He believes that Trump's refusal to mend fences with Havana would harm Cuba by slashing the number of American tourists coming to the island, undermine the fledgling business cooperation between the two countries and antagonize businessmen on both sides of the Straits of Florida.
Cuban officials said last Wednesday that almost 285,000 USA visitors flocked to Cuba in the first five months of 2017, roughly the same number as for all of previous year. Last week, the U.S. Senate voted overwhelmingly to back new sanctions on Russian Federation.
Travel to Cuba will become more hard.
Rodriguez also said that Havana will not answer Washington's call to return to the US people who have sought political asylum in Cuba, such as Assata Shakur. Steeped in the "anti-colonial" view of the world that saw first British then American leadership as the cause of the world's ills and a justification for rogue states' bad actions, Obama intentionally put US interests last or subsumed them into some vague notion of the world's interests.
Trump based his partial reversal of Obama's Cuba measures largely on human rights grounds.
The Trump administration says it is changing the policy toward Cuba by limiting the amount of money that might go toward the country's military-linked businesses, restricting American tourism there and reaffirming the 56-year-old trade embargo.
Trump, however, stopped short of breaking diplomatic relations restored in 2015 after more than five decades of hostilities. He said he remains focused on finding ways to "increase trade with Cuba rather than cut off relationships that have the potential to create new jobs, bring in revenue and boost our national economy". According to reports and administration officials, the two biggest changes would primarily impact individual travel to the island by U.S. nationals as well as place more limits on business deals with entities owned by the Cuban military.
As for the real effects of policy, Mr Rodriguez said that he will need to wait for Mr Trump's measures to be implemented before he can completely assess their impacts.
But groups here in the United States and the Cuban government expressed some reservations.

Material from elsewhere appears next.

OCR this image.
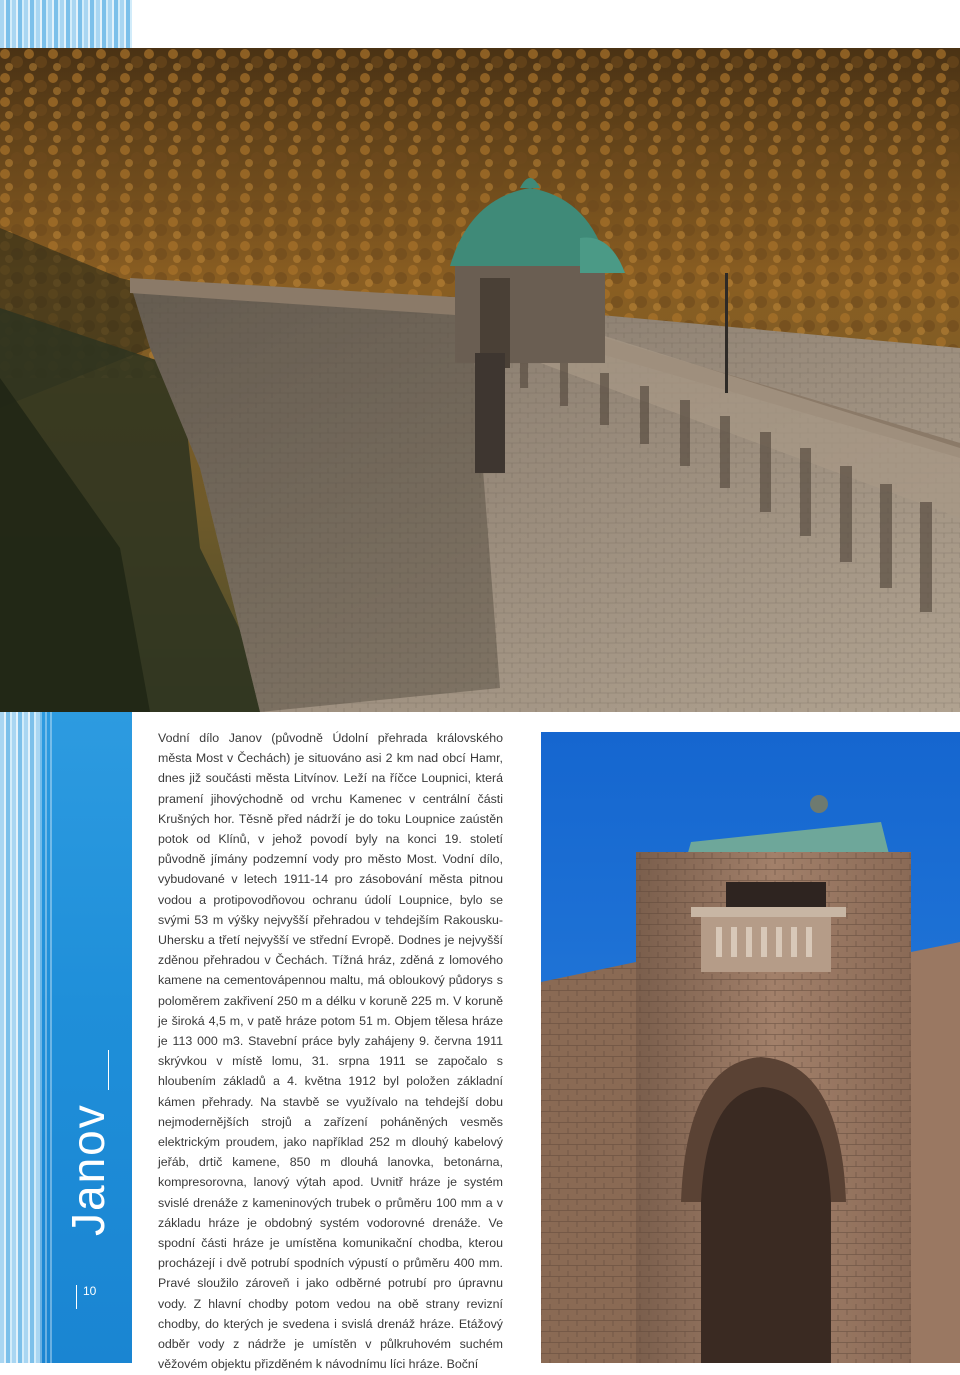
Janov
10

Vodní dílo Janov (původně Údolní přehrada královského města Most v Čechách) je situováno asi 2 km nad obcí Hamr, dnes již součásti města Litvínov. Leží na říčce Loupnici, která pramení jihovýchodně od vrchu Kamenec v centrální části Krušných hor. Těsně před nádrží je do toku Loupnice zaústěn potok od Klínů, v jehož povodí byly na konci 19. století původně jímány podzemní vody pro město Most. Vodní dílo, vybudované v letech 1911-14 pro zásobování města pitnou vodou a protipovodňovou ochranu údolí Loupnice, bylo se svými 53 m výšky nejvyšší přehradou v tehdejším Rakousku-Uhersku a třetí nejvyšší ve střední Evropě. Dodnes je nejvyšší zděnou přehradou v Čechách. Tížná hráz, zděná z lomového kamene na cementovápennou maltu, má obloukový půdorys s poloměrem zakřivení 250 m a délku v koruně 225 m. V koruně je široká 4,5 m, v patě hráze potom 51 m. Objem tělesa hráze je 113 000 m3. Stavební práce byly zahájeny 9. června 1911 skrývkou v místě lomu, 31. srpna 1911 se započalo s hloubením základů a 4. května 1912 byl položen základní kámen přehrady. Na stavbě se využívalo na tehdejší dobu nejmodernějších strojů a zařízení poháněných vesměs elektrickým proudem, jako například 252 m dlouhý kabelový jeřáb, drtič kamene, 850 m dlouhá lanovka, betonárna, kompresorovna, lanový výtah apod. Uvnitř hráze je systém svislé drenáže z kameninových trubek o průměru 100 mm a v základu hráze je obdobný systém vodorovné drenáže. Ve spodní části hráze je umístěna komunikační chodba, kterou procházejí i dvě potrubí spodních výpustí o průměru 400 mm. Pravé sloužilo zároveň i jako odběrné potrubí pro úpravnu vody. Z hlavní chodby potom vedou na obě strany revizní chodby, do kterých je svedena i svislá drenáž hráze. Etážový odběr vody z nádrže je umístěn v půlkruhovém suchém věžovém objektu přizděném k návodnímu líci hráze. Boční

"There will not be a presidential directive from the US that will alter the direction of Cuba", Bruno Rodriguez told journalists in Vienna, where he was meeting with Austrian officials.
In the long run, though, I'm confident that the common dreams and connections that exist between our two peoples are too deep to be discouraged by any change in USA policy.
The changes are "modest" Pedro Freyre, chairman of law firm Akerman LLP's worldwide practice and an adjunct professor at Columbia Law School, said in a phone interview. He said penalties on Cuba would remain in place until its government releases political prisoners, stops abusing dissidents and respects freedom of expression. "They only enrich the Cuban regime".
Rodriguez echoed this point saying that when Trump was recently in Saudi Arabia "he said 'We are not here to tell other people how to live.' Last Friday he said quite the opposite".
The Cuban government, which has made clear it will not be pressured into reforms, had no immediate comment. Moscow said Trump's policy changes showed that "anti-Cuban discourse is still widely in demand". "Such an approach has characterized the United States attitude to Cuba for decades", the ministry said in a statement on Sunday.
Trump said the US embassy would remain open on the communist island and repeated his mantra he would be seeking a "better deal" with the Cuban government.
Q: What did Trump say about it?
Diaz-Balart, as The Daily Caller originally reported in May, traded his vote on the American Health Care Act to gain concessions from Trump on his Cuba policy. Instead, they should book their travels through groups that the Treasury Department's Office of Foreign Assets Control officially approved.
Mexico's foreign ministry urged the United States and Cuba to resolve their differences "via dialogue".